Aneurysms/pseudoaneurysms that require urgent evaluation to prevent rupture include the presence of a non-healing eschar, spontaneous bleeding from access sites, and rapid expansion in size of the aneurysm [71]. In our study, management of those nine patients were; one patient managed by aneurysmoplasty, one patient by resection aneurysm part with interposition vein graft repair and the remain seven were managed by resection of aneurysm and creation new AVF.

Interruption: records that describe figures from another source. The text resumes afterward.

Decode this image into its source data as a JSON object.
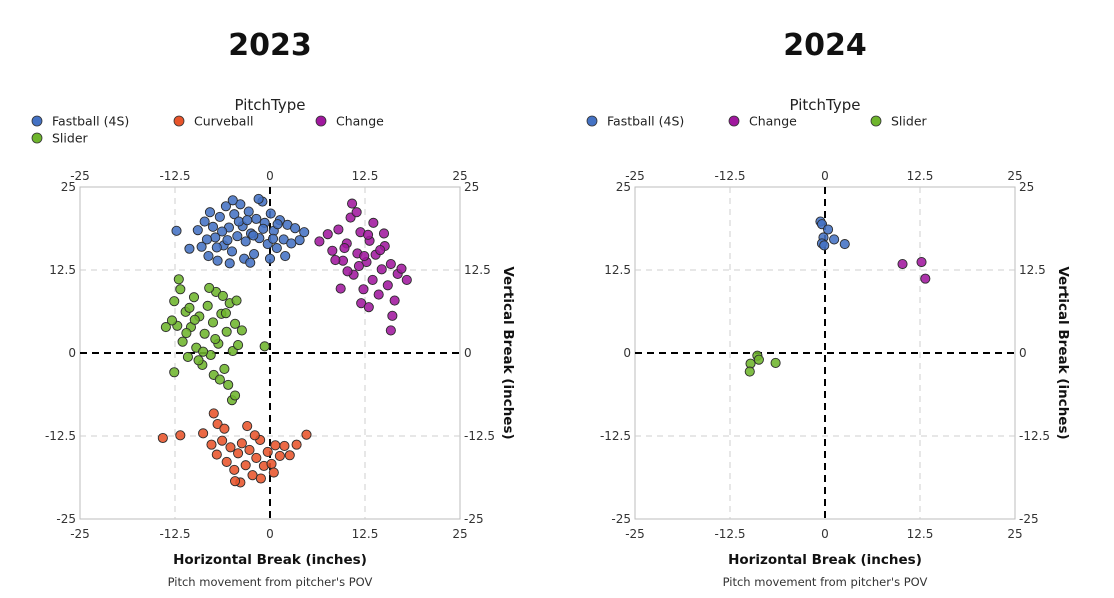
{
  "chart_data": [
    {
      "type": "scatter",
      "title": "2023",
      "legend_title": "PitchType",
      "legend": [
        {
          "name": "Fastball (4S)",
          "color": "#4472c4"
        },
        {
          "name": "Curveball",
          "color": "#e8542b"
        },
        {
          "name": "Change",
          "color": "#a0189e"
        },
        {
          "name": "Slider",
          "color": "#6eb52c"
        }
      ],
      "xlabel": "Horizontal Break (inches)",
      "ylabel": "Vertical Break (inches)",
      "caption": "Pitch movement from pitcher's POV",
      "xlim": [
        -25,
        25
      ],
      "ylim": [
        -25,
        25
      ],
      "x_ticks": [
        "-25",
        "-12.5",
        "0",
        "12.5",
        "25"
      ],
      "y_ticks": [
        "25",
        "12.5",
        "0",
        "-12.5",
        "-25"
      ],
      "series": [
        {
          "name": "Fastball (4S)",
          "color": "#4472c4",
          "points": [
            [
              -9.5,
              18.5
            ],
            [
              -8.6,
              19.8
            ],
            [
              -7.9,
              21.2
            ],
            [
              -7.2,
              17.4
            ],
            [
              -6.6,
              20.5
            ],
            [
              -6.1,
              16.2
            ],
            [
              -5.8,
              22.1
            ],
            [
              -5.4,
              18.9
            ],
            [
              -5.0,
              15.3
            ],
            [
              -4.7,
              20.9
            ],
            [
              -4.3,
              17.6
            ],
            [
              -3.9,
              22.4
            ],
            [
              -3.6,
              19.1
            ],
            [
              -3.2,
              16.8
            ],
            [
              -2.8,
              21.3
            ],
            [
              -2.5,
              18.0
            ],
            [
              -2.1,
              14.9
            ],
            [
              -1.8,
              20.2
            ],
            [
              -1.4,
              17.3
            ],
            [
              -1.0,
              22.8
            ],
            [
              -0.7,
              19.6
            ],
            [
              -0.3,
              16.4
            ],
            [
              0.1,
              21.0
            ],
            [
              0.5,
              18.4
            ],
            [
              0.9,
              15.8
            ],
            [
              1.3,
              20.0
            ],
            [
              1.8,
              17.1
            ],
            [
              2.3,
              19.3
            ],
            [
              2.8,
              16.5
            ],
            [
              3.3,
              18.8
            ],
            [
              3.9,
              17.0
            ],
            [
              4.5,
              18.2
            ],
            [
              -12.3,
              18.4
            ],
            [
              -10.6,
              15.7
            ],
            [
              -8.1,
              14.6
            ],
            [
              -6.9,
              13.9
            ],
            [
              -5.3,
              13.5
            ],
            [
              -3.4,
              14.2
            ],
            [
              -2.6,
              13.6
            ],
            [
              -1.5,
              23.2
            ],
            [
              -4.9,
              23.0
            ],
            [
              -8.3,
              17.1
            ],
            [
              -9.0,
              16.0
            ],
            [
              -7.5,
              19.0
            ],
            [
              -6.3,
              18.3
            ],
            [
              -4.1,
              19.8
            ],
            [
              -2.2,
              17.7
            ],
            [
              -0.9,
              18.7
            ],
            [
              0.4,
              17.2
            ],
            [
              1.0,
              19.4
            ],
            [
              -3.0,
              20.0
            ],
            [
              -5.6,
              17.0
            ],
            [
              -7.0,
              15.9
            ],
            [
              0.0,
              14.2
            ],
            [
              2.0,
              14.6
            ]
          ]
        },
        {
          "name": "Change",
          "color": "#a0189e",
          "points": [
            [
              6.5,
              16.8
            ],
            [
              7.6,
              17.9
            ],
            [
              8.2,
              15.4
            ],
            [
              9.0,
              18.6
            ],
            [
              9.6,
              13.9
            ],
            [
              10.1,
              16.5
            ],
            [
              10.6,
              20.4
            ],
            [
              11.0,
              11.8
            ],
            [
              11.5,
              15.0
            ],
            [
              11.9,
              18.2
            ],
            [
              12.3,
              9.6
            ],
            [
              12.7,
              13.7
            ],
            [
              13.1,
              16.9
            ],
            [
              13.5,
              11.0
            ],
            [
              13.9,
              14.8
            ],
            [
              14.3,
              8.8
            ],
            [
              14.7,
              12.6
            ],
            [
              15.1,
              16.1
            ],
            [
              15.5,
              10.2
            ],
            [
              15.9,
              13.4
            ],
            [
              16.4,
              7.9
            ],
            [
              16.8,
              11.9
            ],
            [
              17.3,
              12.7
            ],
            [
              18.0,
              11.0
            ],
            [
              10.8,
              22.5
            ],
            [
              11.4,
              21.2
            ],
            [
              13.6,
              19.6
            ],
            [
              15.0,
              18.0
            ],
            [
              16.1,
              5.6
            ],
            [
              15.9,
              3.4
            ],
            [
              9.3,
              9.7
            ],
            [
              10.2,
              12.3
            ],
            [
              12.0,
              7.5
            ],
            [
              13.0,
              6.9
            ],
            [
              14.5,
              15.5
            ],
            [
              11.7,
              13.1
            ],
            [
              12.9,
              17.8
            ],
            [
              8.6,
              14.0
            ],
            [
              9.8,
              15.8
            ],
            [
              12.4,
              14.6
            ]
          ]
        },
        {
          "name": "Slider",
          "color": "#6eb52c",
          "points": [
            [
              -12.6,
              7.8
            ],
            [
              -12.2,
              4.1
            ],
            [
              -11.8,
              9.6
            ],
            [
              -11.5,
              1.7
            ],
            [
              -11.1,
              6.2
            ],
            [
              -10.8,
              -0.6
            ],
            [
              -10.4,
              3.9
            ],
            [
              -10.0,
              8.4
            ],
            [
              -9.7,
              0.8
            ],
            [
              -9.3,
              5.5
            ],
            [
              -8.9,
              -1.8
            ],
            [
              -8.6,
              2.9
            ],
            [
              -8.2,
              7.1
            ],
            [
              -7.8,
              -0.3
            ],
            [
              -7.5,
              4.6
            ],
            [
              -7.1,
              9.2
            ],
            [
              -6.8,
              1.4
            ],
            [
              -6.4,
              5.9
            ],
            [
              -6.0,
              -2.4
            ],
            [
              -5.7,
              3.2
            ],
            [
              -5.3,
              7.5
            ],
            [
              -4.9,
              0.3
            ],
            [
              -4.6,
              4.4
            ],
            [
              -4.2,
              1.2
            ],
            [
              -3.7,
              3.4
            ],
            [
              -12.9,
              4.9
            ],
            [
              -12.0,
              11.1
            ],
            [
              -12.6,
              -2.9
            ],
            [
              -7.4,
              -3.3
            ],
            [
              -6.6,
              -4.0
            ],
            [
              -5.5,
              -4.8
            ],
            [
              -5.0,
              -7.1
            ],
            [
              -4.6,
              -6.4
            ],
            [
              -0.7,
              1.0
            ],
            [
              -13.7,
              3.9
            ],
            [
              -9.4,
              -1.1
            ],
            [
              -8.0,
              9.8
            ],
            [
              -10.6,
              6.8
            ],
            [
              -6.2,
              8.6
            ],
            [
              -4.4,
              7.9
            ],
            [
              -11.0,
              3.0
            ],
            [
              -9.9,
              5.0
            ],
            [
              -7.2,
              2.1
            ],
            [
              -5.8,
              6.0
            ],
            [
              -8.8,
              0.2
            ]
          ]
        },
        {
          "name": "Curveball",
          "color": "#e8542b",
          "points": [
            [
              -11.8,
              -12.4
            ],
            [
              -8.8,
              -12.1
            ],
            [
              -7.7,
              -13.8
            ],
            [
              -7.0,
              -15.3
            ],
            [
              -6.3,
              -13.2
            ],
            [
              -5.7,
              -16.4
            ],
            [
              -5.2,
              -14.2
            ],
            [
              -4.7,
              -17.6
            ],
            [
              -4.2,
              -15.1
            ],
            [
              -3.7,
              -13.6
            ],
            [
              -3.2,
              -16.9
            ],
            [
              -2.7,
              -14.6
            ],
            [
              -2.3,
              -18.4
            ],
            [
              -1.8,
              -15.8
            ],
            [
              -1.3,
              -13.1
            ],
            [
              -0.8,
              -17.0
            ],
            [
              -0.3,
              -14.9
            ],
            [
              0.2,
              -16.7
            ],
            [
              0.7,
              -13.9
            ],
            [
              1.3,
              -15.5
            ],
            [
              1.9,
              -14.0
            ],
            [
              2.6,
              -15.4
            ],
            [
              3.5,
              -13.8
            ],
            [
              4.8,
              -12.3
            ],
            [
              -14.1,
              -12.8
            ],
            [
              -7.4,
              -9.1
            ],
            [
              -6.9,
              -10.7
            ],
            [
              -3.9,
              -19.5
            ],
            [
              -1.2,
              -18.9
            ],
            [
              -4.6,
              -19.3
            ],
            [
              -6.0,
              -11.4
            ],
            [
              -2.0,
              -12.4
            ],
            [
              0.5,
              -18.0
            ],
            [
              -3.0,
              -11.0
            ]
          ]
        }
      ]
    },
    {
      "type": "scatter",
      "title": "2024",
      "legend_title": "PitchType",
      "legend": [
        {
          "name": "Fastball (4S)",
          "color": "#4472c4"
        },
        {
          "name": "Change",
          "color": "#a0189e"
        },
        {
          "name": "Slider",
          "color": "#6eb52c"
        }
      ],
      "xlabel": "Horizontal Break (inches)",
      "ylabel": "Vertical Break (inches)",
      "caption": "Pitch movement from pitcher's POV",
      "xlim": [
        -25,
        25
      ],
      "ylim": [
        -25,
        25
      ],
      "x_ticks": [
        "-25",
        "-12.5",
        "0",
        "12.5",
        "25"
      ],
      "y_ticks": [
        "25",
        "12.5",
        "0",
        "-12.5",
        "-25"
      ],
      "series": [
        {
          "name": "Fastball (4S)",
          "color": "#4472c4",
          "points": [
            [
              -0.6,
              19.8
            ],
            [
              -0.4,
              19.4
            ],
            [
              0.4,
              18.6
            ],
            [
              -0.2,
              17.4
            ],
            [
              1.2,
              17.1
            ],
            [
              2.6,
              16.4
            ],
            [
              -0.4,
              16.5
            ],
            [
              -0.1,
              16.2
            ]
          ]
        },
        {
          "name": "Change",
          "color": "#a0189e",
          "points": [
            [
              10.2,
              13.4
            ],
            [
              12.7,
              13.7
            ],
            [
              13.2,
              11.2
            ]
          ]
        },
        {
          "name": "Slider",
          "color": "#6eb52c",
          "points": [
            [
              -8.9,
              -0.4
            ],
            [
              -8.7,
              -1.0
            ],
            [
              -9.8,
              -1.6
            ],
            [
              -9.9,
              -2.8
            ],
            [
              -6.5,
              -1.5
            ]
          ]
        }
      ]
    }
  ]
}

In the present study, venous hypertension was developed in five patients (1.8%). The most common cause of venous hypertension is central stenosis secondary to placement of central venous catheters and devices [72] Similar noted was observed in our study, where there was statistically related between pervious central dialysis catheter used and venous hypertension (p=0.001).
Conclusion
The distribution of complications of AVF according to location showed that thrombosis more common in distal (Wrist) AVF, while bleeding was more in elbow group. History of dialysis catheter used AVF location and absent intraoperative thrill were independently associated with decrease patency rate in our patient. Infection occurred most commonly in patients with history of previous AVF, dialysis catheter, or present of non-infection fluid. Additionally, steal syndrome was predominantly seen on patients age > 65 and patient with diabetic disease.
Acknowledgements
The authors would like to acknowledge and thank all of the surgeons, nurses, and medical personnel who worked selflessly to care for these patients.